Pedang Protes Eksplorasi Geothermal di KBU

Pedang Protes Eksplorasi Geothermal di KBU

Tya Eka Yulianti - detikNews
Rabu, 20 Nov 2013 10:44 WIB
Pedang Protes Eksplorasi Geothermal di KBU
Bandung - Lima orang anggota Perhimpunan Perhimpunan Pemuda Lembang (Pedang) melakukan aksi di depan halaman Gedung Sate Bandung, Jalan Diponegoro, Rabu (20/11/2013). Mereka datang untuk mempertanyakan rencana eksplorasi geothermal di kawasan Bandung Utara (KBU) khususnya di daerah Lembang termasuk di Tangkuban Parahu.

Dalam aksinya, mereka membawa sebuah spanduk hitam dengan tulisan merah bertuliskan 'Jaga Jeung Salametkeun Lemah Cai Urang!'. "Meskipun kami hanya segelintir, jangan dilihat jumlahnya. Tapi kami ini ingin menyelamatkan daerah kami," ujar orator dalam orasinya melalui pengeras suara.

Ia mengatakan, mereka datang untuk menemui Gubernur Jabar Ahmad Heryawan untuk menanyakan konsistensinya menjaga KBU sesuai dengan perda yang ia keluarkan yaitu Perda No 1 Tahun 2008 tentang Kawasan Bandung Utara.

"Cabut perda KBU kalau gubernur sendiri melanggarnya," katanya.

Sebelum kegiatan pengeboran dilakukan dan menimbulkan kerusakan lingkungan, Pedang datang untung mendapatkan penjelasan dari gubernur. "Aksi ini adalah kepedulian Pemuda Lembang yang cinta terhadap tanah air, lingkungannya karena kami mendengar akan ada rencana eksplorasi geothermal," ujar Asep Sukarna Ketua Umum Pedang disela-sela aksi.

Ia mengatakan, sudah ada alat berat yang masuk ke Desa Sukawana Lembang untuk melakukan pengeboran. "Tuntutan kami, kaji kembali izin pengeboran itu. Kita ingin mendapat informasi dari orang-orang pintar soal ini. Jangan sampai terlanjur rusak baru merasa terlanjur dan kalang kabut," tuturnya.

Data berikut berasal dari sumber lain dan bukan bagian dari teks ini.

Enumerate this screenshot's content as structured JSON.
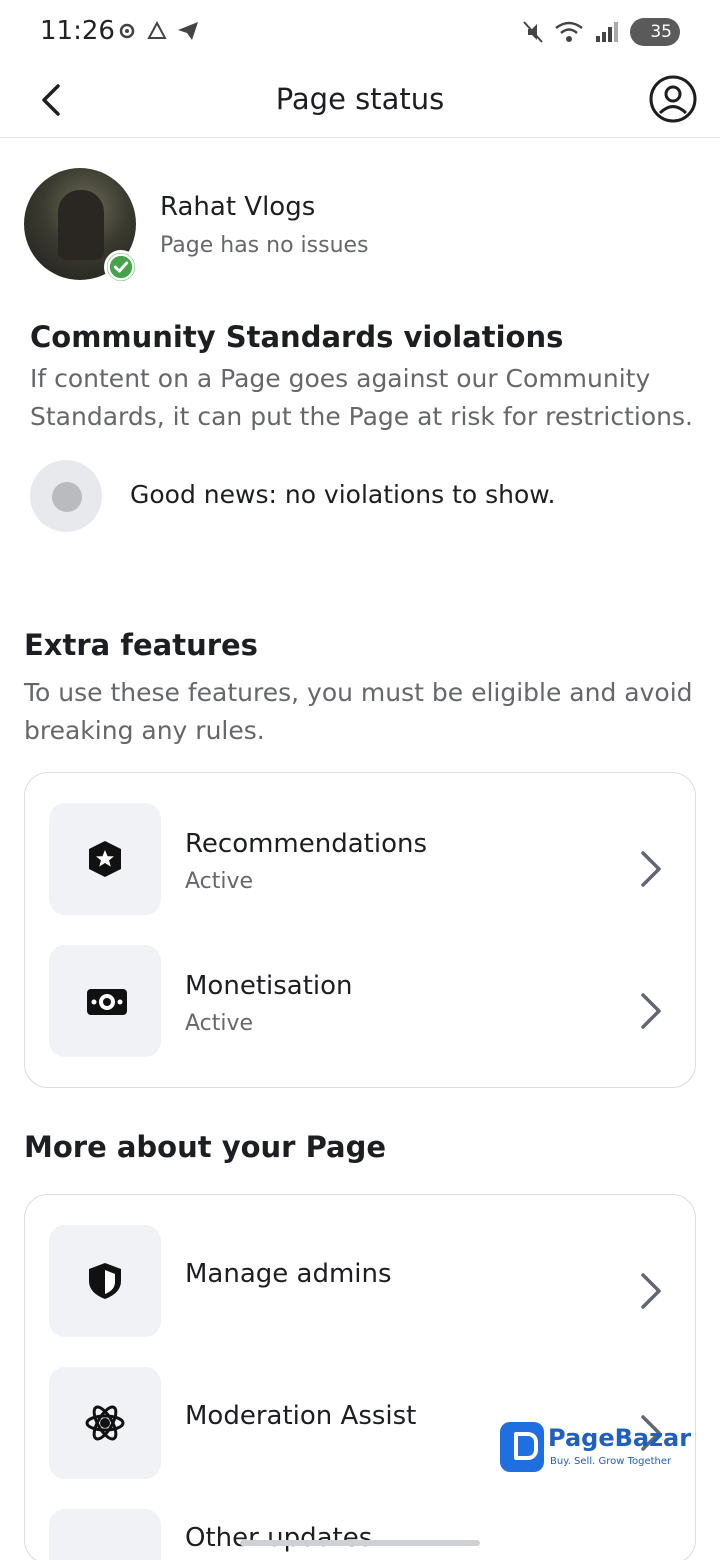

Karena menurutnya jika kegiatan geothermal dilakukan, maka warga sekitar termasuk kawasan Bandung bisa terkena dampak lingkungan seperti berkurangnya sumber daya air karena rusaknya daerah resapan di utara Bandung.

Aksi yang dijaga ratusan polisi ini hanya berlangsung sekitar 10 menit. Karena ratusan buruh yang juga akan melakukan aksi di lokasi yang sama telah tiba.